27/02/2015 03:10 GMT | Updated 29/04/2015 06:59 BST

Celebrating LGBT History Month

From Renaissance master Michelangelo to writer and historian Jan Morris to artist Frida Kahlo, the contribution of LGBT people not only to our society today, but to the strong history that shaped it, can't be understated.

And yet so many of these remarkable men and women have seen their lives shaped, not just by their achievements but also by the need to hide their sexual orientation or gender identity.

This has deprived us all - but especially LGBT young people - of some incredible role models and a true appreciation of what the LGBT community has contributed to our society.

That's why I was so pleased to be celebrating the tenth anniversary of LGBT History Month this February. As part of the celebrations I dropped in to visit the staff and pupils at Eastbourne Academy, a member of Stonewall's 'School Champions' programme. It was great to see, not only how they had marked the anniversary, but also their year round zero tolerance approach to homophobic bullying.

This is fantastic to see, not just as Minister for Women and Equalities, but also as a parent. I want my son to grow up in a society where everyone, regardless of sexual orientation or gender identity, is free to reach their full potential.

I'm proud to say that we have made some truly momentous strides towards this in recent months.

There have, of course, been the first marriages between same sex couples - 1,400 in the first three months and, more recently, we have seen the first couples converting their civil partnerships to marriages.

As the Prime Minister said, these have been some of the proudest achievements of this government and something I'm sure we'll be celebrating as part of LGBT history in years to come.

And we celebrated another milestone just last month, with the 15th anniversary of lesbians, gays and bisexuals being able to serve openly in our Armed Forces.

I attended a reception to mark this at the Ministry of Defence, which was awarded "most improved employer" in Stonewall's Top 100 employers last year. The Army and Navy also made it on to the list - a measure of just of far we have come.

These are significant strides that are helping to ensure that the UK continues to be ranked number one in Europe for LGBT rights by the International Lesbian and Gay Association.

This is a great honour and also a reminder that this commitment to equality cannot end at our shores.

We know that there are countries where LGBT people still face harassment, violence and criminalisation and we are working to support them and engage constructively with other governments, drawing on our own experience in Britain and influential channels like the UN, EU and the Commonwealth.

The support of organisations such as the Human Dignity Trust, Stonewall and Kaleidoscope and others has been invaluable in this endeavour and I'm hugely grateful to them.

But this international focus certainly doesn't mean that we think the job's done here at home.

Hate crime is still too prevalent and discrimination and prejudice are still too common in the lives of LGBT people.

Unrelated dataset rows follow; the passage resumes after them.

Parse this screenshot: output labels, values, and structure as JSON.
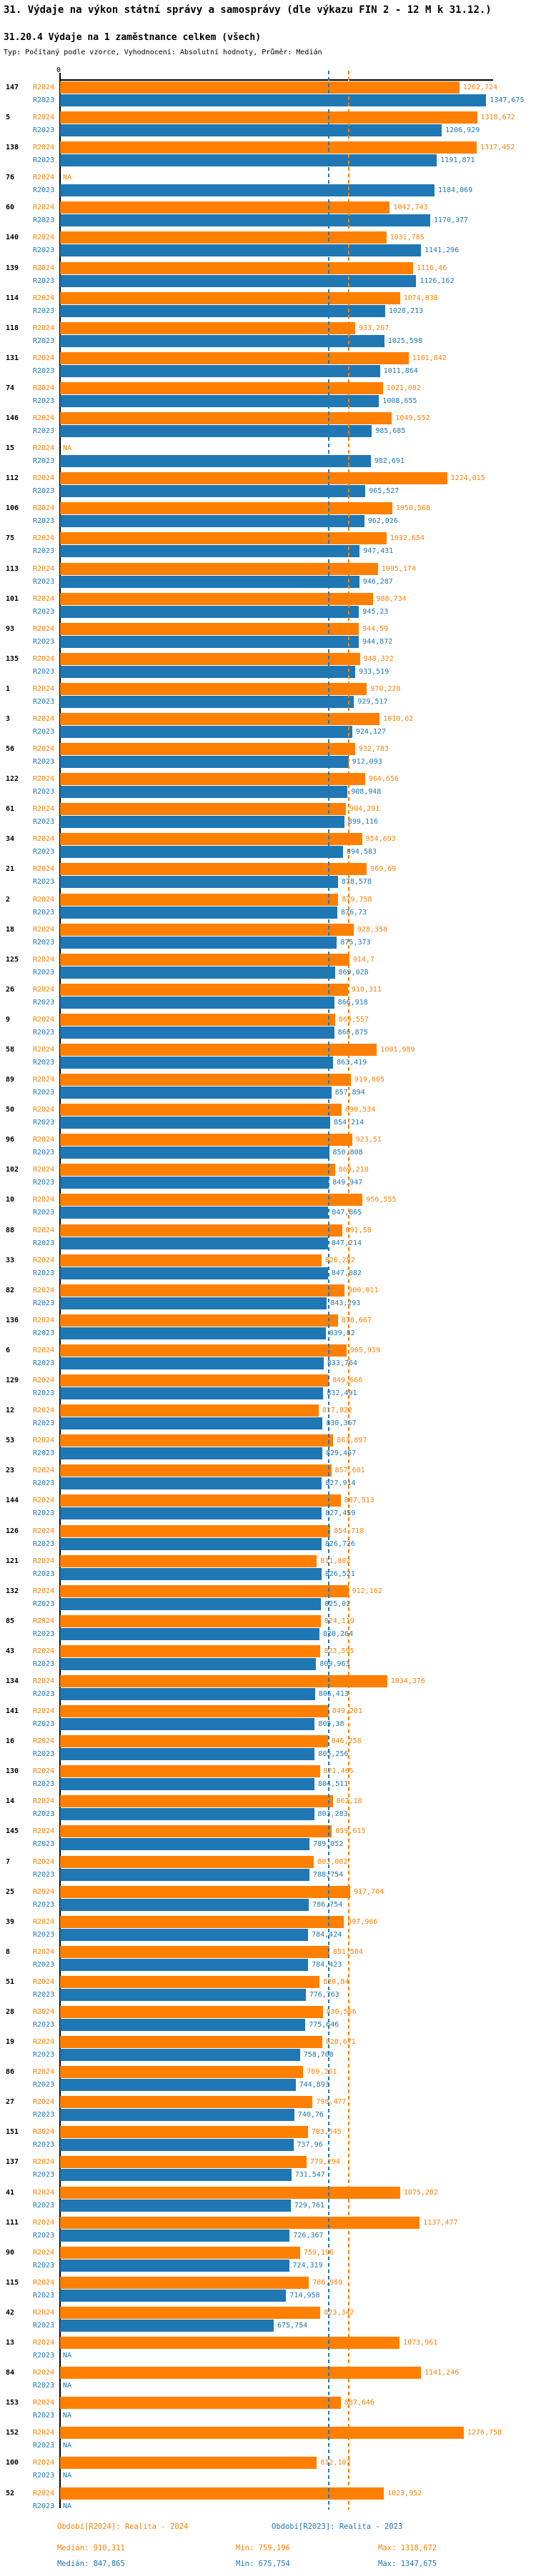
{
  "title": "31. Výdaje na výkon státní správy a samosprávy (dle výkazu FIN 2 - 12 M k 31.12.)",
  "subtitle": "31.20.4 Výdaje na 1 zaměstnance celkem (všech)",
  "meta": "Typ: Počítaný podle vzorce, Vyhodnocení: Absolutní hodnoty, Průměr: Medián",
  "axis": {
    "zero_label": "0"
  },
  "colors": {
    "r2024": "#ff8000",
    "r2023": "#1f77b4",
    "axis": "#000000"
  },
  "series_labels": {
    "r2024": "R2024",
    "r2023": "R2023"
  },
  "na_label": "NA",
  "legend": {
    "r2024_period": "Období[R2024]: Realita - 2024",
    "r2023_period": "Období[R2023]: Realita - 2023",
    "r2024_stats": {
      "median_label": "Medián: 910,311",
      "min_label": "Min: 759,196",
      "max_label": "Max: 1318,672",
      "median": 910.311,
      "min": 759.196,
      "max": 1318.672
    },
    "r2023_stats": {
      "median_label": "Medián: 847,865",
      "min_label": "Min: 675,754",
      "max_label": "Max: 1347,675",
      "median": 847.865,
      "min": 675.754,
      "max": 1347.675
    }
  },
  "chart_data": {
    "type": "bar",
    "orientation": "horizontal",
    "title": "31.20.4 Výdaje na 1 zaměstnance celkem (všech)",
    "xlabel": "",
    "ylabel": "",
    "xlim": [
      0,
      1370
    ],
    "grid": false,
    "legend_position": "bottom",
    "series_names": [
      "R2024",
      "R2023"
    ],
    "rows": [
      {
        "id": "147",
        "r2024": 1262.724,
        "r2023": 1347.675
      },
      {
        "id": "5",
        "r2024": 1318.672,
        "r2023": 1206.929
      },
      {
        "id": "138",
        "r2024": 1317.452,
        "r2023": 1191.871
      },
      {
        "id": "76",
        "r2024": null,
        "r2023": 1184.069
      },
      {
        "id": "60",
        "r2024": 1042.743,
        "r2023": 1170.377
      },
      {
        "id": "140",
        "r2024": 1031.785,
        "r2023": 1141.296
      },
      {
        "id": "139",
        "r2024": 1116.46,
        "r2023": 1126.162
      },
      {
        "id": "114",
        "r2024": 1074.838,
        "r2023": 1028.213
      },
      {
        "id": "118",
        "r2024": 933.267,
        "r2023": 1025.598
      },
      {
        "id": "131",
        "r2024": 1101.842,
        "r2023": 1011.864
      },
      {
        "id": "74",
        "r2024": 1021.082,
        "r2023": 1008.655
      },
      {
        "id": "146",
        "r2024": 1049.552,
        "r2023": 985.685
      },
      {
        "id": "15",
        "r2024": null,
        "r2023": 982.691
      },
      {
        "id": "112",
        "r2024": 1224.015,
        "r2023": 965.527
      },
      {
        "id": "106",
        "r2024": 1050.568,
        "r2023": 962.026
      },
      {
        "id": "75",
        "r2024": 1032.654,
        "r2023": 947.431
      },
      {
        "id": "113",
        "r2024": 1005.174,
        "r2023": 946.287
      },
      {
        "id": "101",
        "r2024": 988.734,
        "r2023": 945.23
      },
      {
        "id": "93",
        "r2024": 944.59,
        "r2023": 944.872
      },
      {
        "id": "135",
        "r2024": 948.322,
        "r2023": 933.519
      },
      {
        "id": "1",
        "r2024": 970.228,
        "r2023": 929.517
      },
      {
        "id": "3",
        "r2024": 1010.62,
        "r2023": 924.127
      },
      {
        "id": "56",
        "r2024": 932.783,
        "r2023": 912.093
      },
      {
        "id": "122",
        "r2024": 964.656,
        "r2023": 908.948
      },
      {
        "id": "61",
        "r2024": 904.291,
        "r2023": 899.116
      },
      {
        "id": "34",
        "r2024": 954.693,
        "r2023": 894.583
      },
      {
        "id": "21",
        "r2024": 969.69,
        "r2023": 878.578
      },
      {
        "id": "2",
        "r2024": 879.758,
        "r2023": 876.73
      },
      {
        "id": "18",
        "r2024": 928.358,
        "r2023": 875.373
      },
      {
        "id": "125",
        "r2024": 914.7,
        "r2023": 869.028
      },
      {
        "id": "26",
        "r2024": 910.311,
        "r2023": 866.918
      },
      {
        "id": "9",
        "r2024": 869.557,
        "r2023": 866.875
      },
      {
        "id": "58",
        "r2024": 1001.989,
        "r2023": 863.419
      },
      {
        "id": "89",
        "r2024": 919.605,
        "r2023": 857.894
      },
      {
        "id": "50",
        "r2024": 890.534,
        "r2023": 854.214
      },
      {
        "id": "96",
        "r2024": 923.51,
        "r2023": 850.808
      },
      {
        "id": "102",
        "r2024": 869.218,
        "r2023": 849.947
      },
      {
        "id": "10",
        "r2024": 956.555,
        "r2023": 847.865
      },
      {
        "id": "88",
        "r2024": 891.58,
        "r2023": 847.214
      },
      {
        "id": "33",
        "r2024": 826.282,
        "r2023": 847.082
      },
      {
        "id": "82",
        "r2024": 900.011,
        "r2023": 843.293
      },
      {
        "id": "136",
        "r2024": 878.667,
        "r2023": 839.82
      },
      {
        "id": "6",
        "r2024": 905.919,
        "r2023": 833.764
      },
      {
        "id": "129",
        "r2024": 849.666,
        "r2023": 832.491
      },
      {
        "id": "12",
        "r2024": 817.822,
        "r2023": 830.367
      },
      {
        "id": "53",
        "r2024": 863.897,
        "r2023": 829.467
      },
      {
        "id": "23",
        "r2024": 857.601,
        "r2023": 827.914
      },
      {
        "id": "144",
        "r2024": 887.513,
        "r2023": 827.459
      },
      {
        "id": "126",
        "r2024": 854.718,
        "r2023": 826.726
      },
      {
        "id": "121",
        "r2024": 811.882,
        "r2023": 826.521
      },
      {
        "id": "132",
        "r2024": 912.162,
        "r2023": 825.02
      },
      {
        "id": "85",
        "r2024": 824.119,
        "r2023": 820.264
      },
      {
        "id": "43",
        "r2024": 823.595,
        "r2023": 809.963
      },
      {
        "id": "134",
        "r2024": 1034.376,
        "r2023": 806.413
      },
      {
        "id": "141",
        "r2024": 849.201,
        "r2023": 805.38
      },
      {
        "id": "16",
        "r2024": 846.258,
        "r2023": 805.256
      },
      {
        "id": "130",
        "r2024": 821.465,
        "r2023": 804.511
      },
      {
        "id": "14",
        "r2024": 862.18,
        "r2023": 803.283
      },
      {
        "id": "145",
        "r2024": 859.615,
        "r2023": 789.052
      },
      {
        "id": "7",
        "r2024": 803.002,
        "r2023": 788.754
      },
      {
        "id": "25",
        "r2024": 917.704,
        "r2023": 786.754
      },
      {
        "id": "39",
        "r2024": 897.966,
        "r2023": 784.424
      },
      {
        "id": "8",
        "r2024": 851.504,
        "r2023": 784.423
      },
      {
        "id": "51",
        "r2024": 820.84,
        "r2023": 776.763
      },
      {
        "id": "28",
        "r2024": 830.566,
        "r2023": 775.646
      },
      {
        "id": "19",
        "r2024": 828.671,
        "r2023": 758.708
      },
      {
        "id": "86",
        "r2024": 769.261,
        "r2023": 744.893
      },
      {
        "id": "27",
        "r2024": 798.477,
        "r2023": 740.76
      },
      {
        "id": "151",
        "r2024": 783.545,
        "r2023": 737.96
      },
      {
        "id": "137",
        "r2024": 779.294,
        "r2023": 731.547
      },
      {
        "id": "41",
        "r2024": 1075.282,
        "r2023": 729.761
      },
      {
        "id": "111",
        "r2024": 1137.477,
        "r2023": 726.367
      },
      {
        "id": "90",
        "r2024": 759.196,
        "r2023": 724.319
      },
      {
        "id": "115",
        "r2024": 786.959,
        "r2023": 714.958
      },
      {
        "id": "42",
        "r2024": 823.342,
        "r2023": 675.754
      },
      {
        "id": "13",
        "r2024": 1073.961,
        "r2023": null
      },
      {
        "id": "84",
        "r2024": 1141.246,
        "r2023": null
      },
      {
        "id": "153",
        "r2024": 887.646,
        "r2023": null
      },
      {
        "id": "152",
        "r2024": 1276.758,
        "r2023": null
      },
      {
        "id": "100",
        "r2024": 812.102,
        "r2023": null
      },
      {
        "id": "52",
        "r2024": 1023.952,
        "r2023": null
      }
    ]
  }
}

So there is still a lot of work to be done, especially with employers to ensure that LGBT people are free to be themselves in the workplace and in public life.

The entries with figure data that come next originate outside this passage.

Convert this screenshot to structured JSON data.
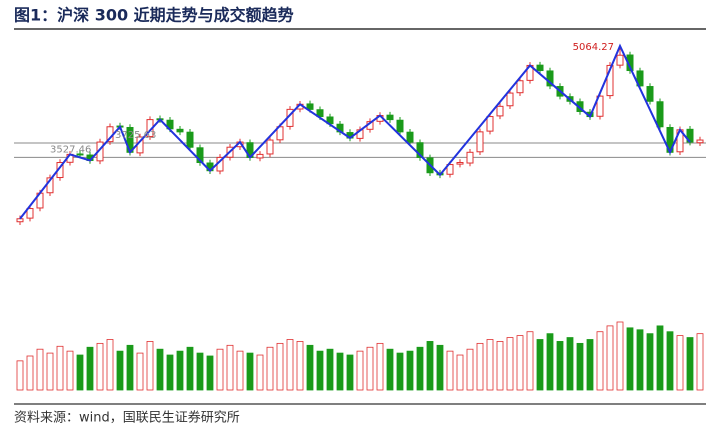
{
  "chart_data": {
    "type": "candlestick",
    "title": "图1：沪深 300 近期走势与成交额趋势",
    "source": "资料来源：wind，国联民生证券研究所",
    "up_color": "#e03030",
    "down_color": "#1a9a1a",
    "zigzag_color": "#2233dd",
    "level_color": "#8a8a8a",
    "open": [
      2640,
      2690,
      2830,
      3040,
      3250,
      3460,
      3575,
      3560,
      3480,
      3745,
      3960,
      3940,
      3590,
      3815,
      4060,
      4040,
      3915,
      3875,
      3660,
      3450,
      3340,
      3530,
      3675,
      3730,
      3520,
      3575,
      3770,
      3955,
      4195,
      4265,
      4185,
      4085,
      3985,
      3870,
      3790,
      3915,
      4025,
      4110,
      4040,
      3875,
      3730,
      3520,
      3310,
      3295,
      3435,
      3450,
      3605,
      3890,
      4100,
      4240,
      4420,
      4590,
      4800,
      4720,
      4505,
      4365,
      4295,
      4150,
      4095,
      4380,
      4800,
      4940,
      4720,
      4505,
      4295,
      3940,
      3605,
      3915,
      3730
    ],
    "high": [
      2726,
      2867,
      3079,
      3290,
      3502,
      3614,
      3620,
      3605,
      3784,
      3995,
      4005,
      3985,
      3854,
      4094,
      4105,
      4085,
      3960,
      3920,
      3705,
      3495,
      3572,
      3713,
      3784,
      3775,
      3614,
      3812,
      3995,
      4235,
      4305,
      4310,
      4230,
      4130,
      4030,
      3915,
      3953,
      4066,
      4150,
      4155,
      4085,
      3920,
      3775,
      3565,
      3355,
      3474,
      3502,
      3643,
      3925,
      4136,
      4277,
      4460,
      4630,
      4841,
      4845,
      4765,
      4550,
      4410,
      4340,
      4195,
      4418,
      4841,
      5064.27,
      4985,
      4765,
      4550,
      4340,
      3985,
      3953,
      3960,
      3812
    ],
    "low": [
      2595,
      2645,
      2785,
      2995,
      3205,
      3415,
      3524,
      3440,
      3435,
      3700,
      3905,
      3553,
      3545,
      3770,
      4004,
      3877,
      3835,
      3623,
      3412,
      3299,
      3295,
      3485,
      3630,
      3482,
      3475,
      3530,
      3725,
      3910,
      4150,
      4145,
      4046,
      3948,
      3835,
      3750,
      3745,
      3870,
      3980,
      4004,
      3835,
      3694,
      3482,
      3271,
      3242,
      3250,
      3390,
      3405,
      3560,
      3845,
      4055,
      4195,
      4375,
      4545,
      4681,
      4469,
      4328,
      4257,
      4116,
      4046,
      4050,
      4335,
      4755,
      4681,
      4469,
      4257,
      3905,
      3553,
      3560,
      3694,
      3685
    ],
    "close": [
      2681,
      2822,
      3034,
      3245,
      3457,
      3569,
      3569,
      3485,
      3739,
      3950,
      3950,
      3598,
      3809,
      4049,
      4049,
      3922,
      3880,
      3668,
      3457,
      3344,
      3527,
      3668,
      3739,
      3527,
      3569,
      3767,
      3950,
      4190,
      4260,
      4190,
      4091,
      3993,
      3880,
      3795,
      3908,
      4021,
      4105,
      4049,
      3880,
      3739,
      3527,
      3316,
      3287,
      3429,
      3457,
      3598,
      3880,
      4091,
      4232,
      4415,
      4585,
      4796,
      4726,
      4514,
      4373,
      4302,
      4161,
      4091,
      4373,
      4796,
      4937,
      4726,
      4514,
      4302,
      3950,
      3598,
      3908,
      3739,
      3767
    ],
    "volume": [
      30,
      35,
      42,
      38,
      45,
      40,
      36,
      44,
      48,
      52,
      40,
      46,
      38,
      50,
      42,
      36,
      40,
      44,
      38,
      35,
      42,
      46,
      40,
      38,
      36,
      44,
      48,
      52,
      50,
      46,
      40,
      42,
      38,
      36,
      40,
      44,
      48,
      42,
      38,
      40,
      44,
      50,
      46,
      40,
      36,
      42,
      48,
      52,
      50,
      54,
      56,
      60,
      52,
      58,
      50,
      54,
      48,
      52,
      60,
      66,
      70,
      64,
      62,
      58,
      66,
      60,
      56,
      54,
      58
    ],
    "levels": [
      3725.63,
      3527.46
    ],
    "peak_label": 5064.27,
    "zigzag": {
      "x": [
        0,
        5,
        7,
        10,
        11,
        14,
        19,
        22,
        23,
        28,
        33,
        36,
        42,
        51,
        57,
        60,
        65,
        66,
        67
      ],
      "values": [
        2681,
        3569,
        3485,
        3950,
        3598,
        4049,
        3344,
        3739,
        3527,
        4260,
        3795,
        4105,
        3287,
        4796,
        4091,
        5064.27,
        3598,
        3908,
        3739
      ]
    }
  }
}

Sport, in particular, is an area where we need to make more progress. That's why I'm pleased to support the Rainbow Laces campaign to tackle homophobia in football.

But to really change attitudes, we have to go further back to school.

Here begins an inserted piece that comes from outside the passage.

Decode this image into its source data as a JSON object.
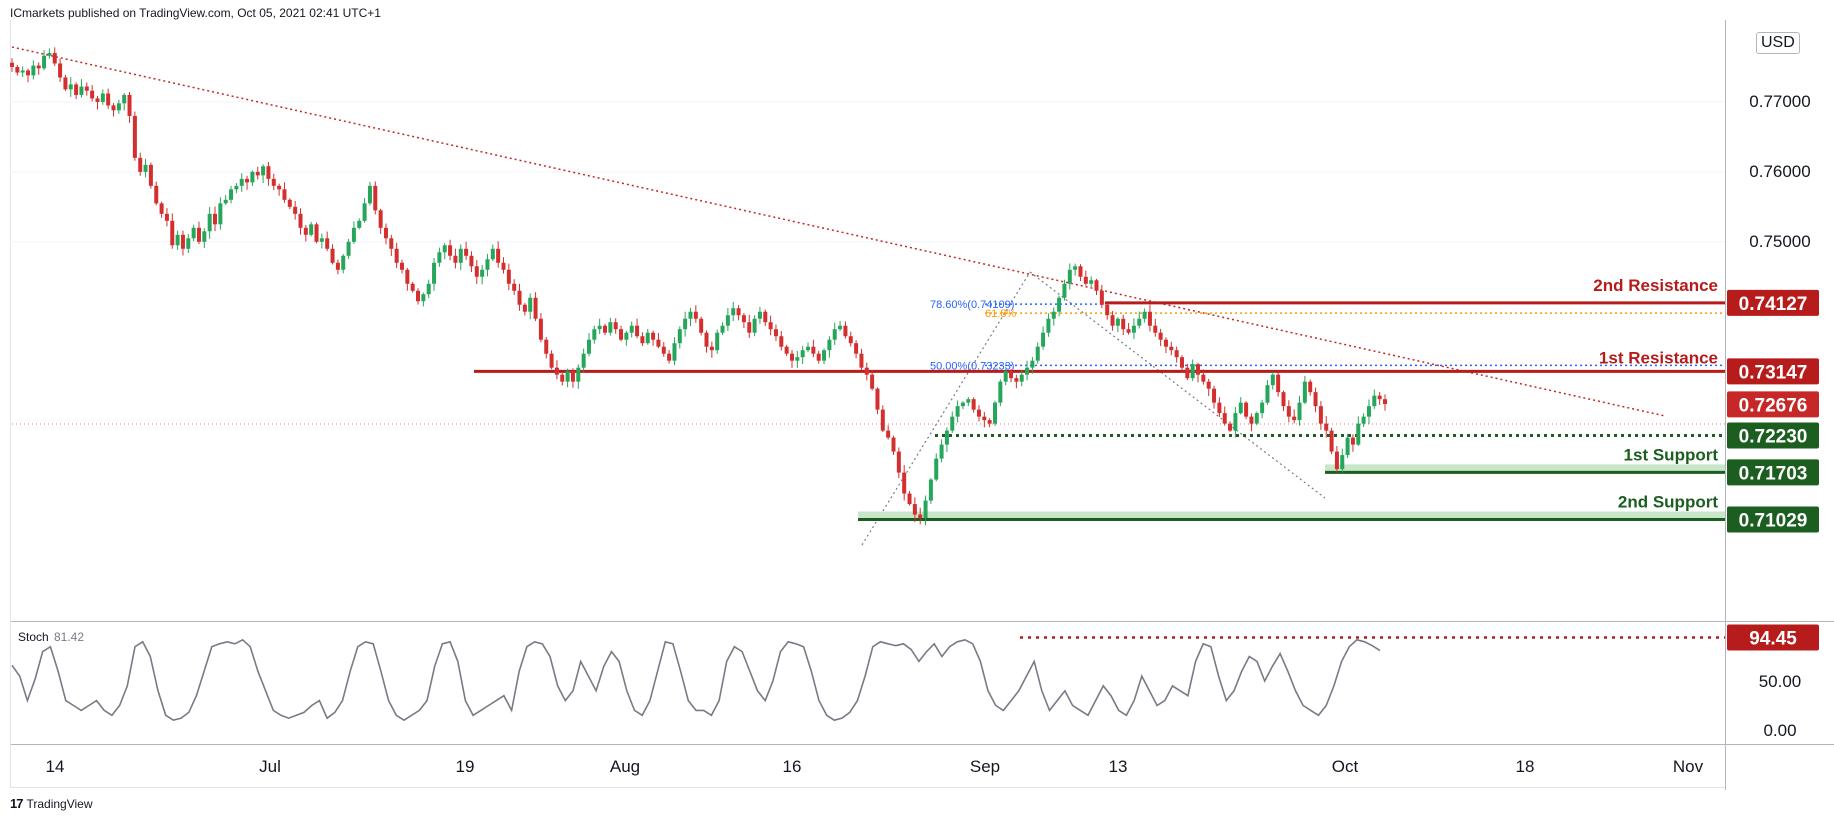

This is when bullying, name-calling, the use of word "gay" as an insult, can, sadly, become an everyday part of life for many LGBT young people.

And we know that this bullying can stay with them for life; affecting not just their happiness, attendance and achievement at school, but, ultimately, their prospects in life.

Worst of all are the mental health implications, with more than half of LGBT young people reporting having self-harmed and being almost twice as likely to have thought about suicide as their peers.

But homophobic bullying doesn't just affect LGBT young people. It can affect anyone who is different from the so-called norm - the girl who likes sport, the boy who doesn't.

This is totally unacceptable. We don't tolerate racist language and nor should we tolerate homophobia.

I know that many schools and teachers are working incredibly hard to address all forms of bullying and to foster respect and understanding for others. I want to do all I can to support them in this, particularly as regards challenging homophobic bullying in age-appropriate ways.

That's why we've introduced a £2 million fund to help schools prevent and combat homophobic, biphobic and transphobic bullying.

This fund builds on a project launched last year by my colleague Jo Swinson to identify the most effective approaches for tackling this bullying and we will shortly be announcing how it will be allocated.

I'm confident that this important work will take us a step closer to a school system and a society where the Alan Turings and Frida Kahlos of the future are not just celebrated posthumously at the Oscars, but where we consign abuse and bigotry where they belong - into the history books.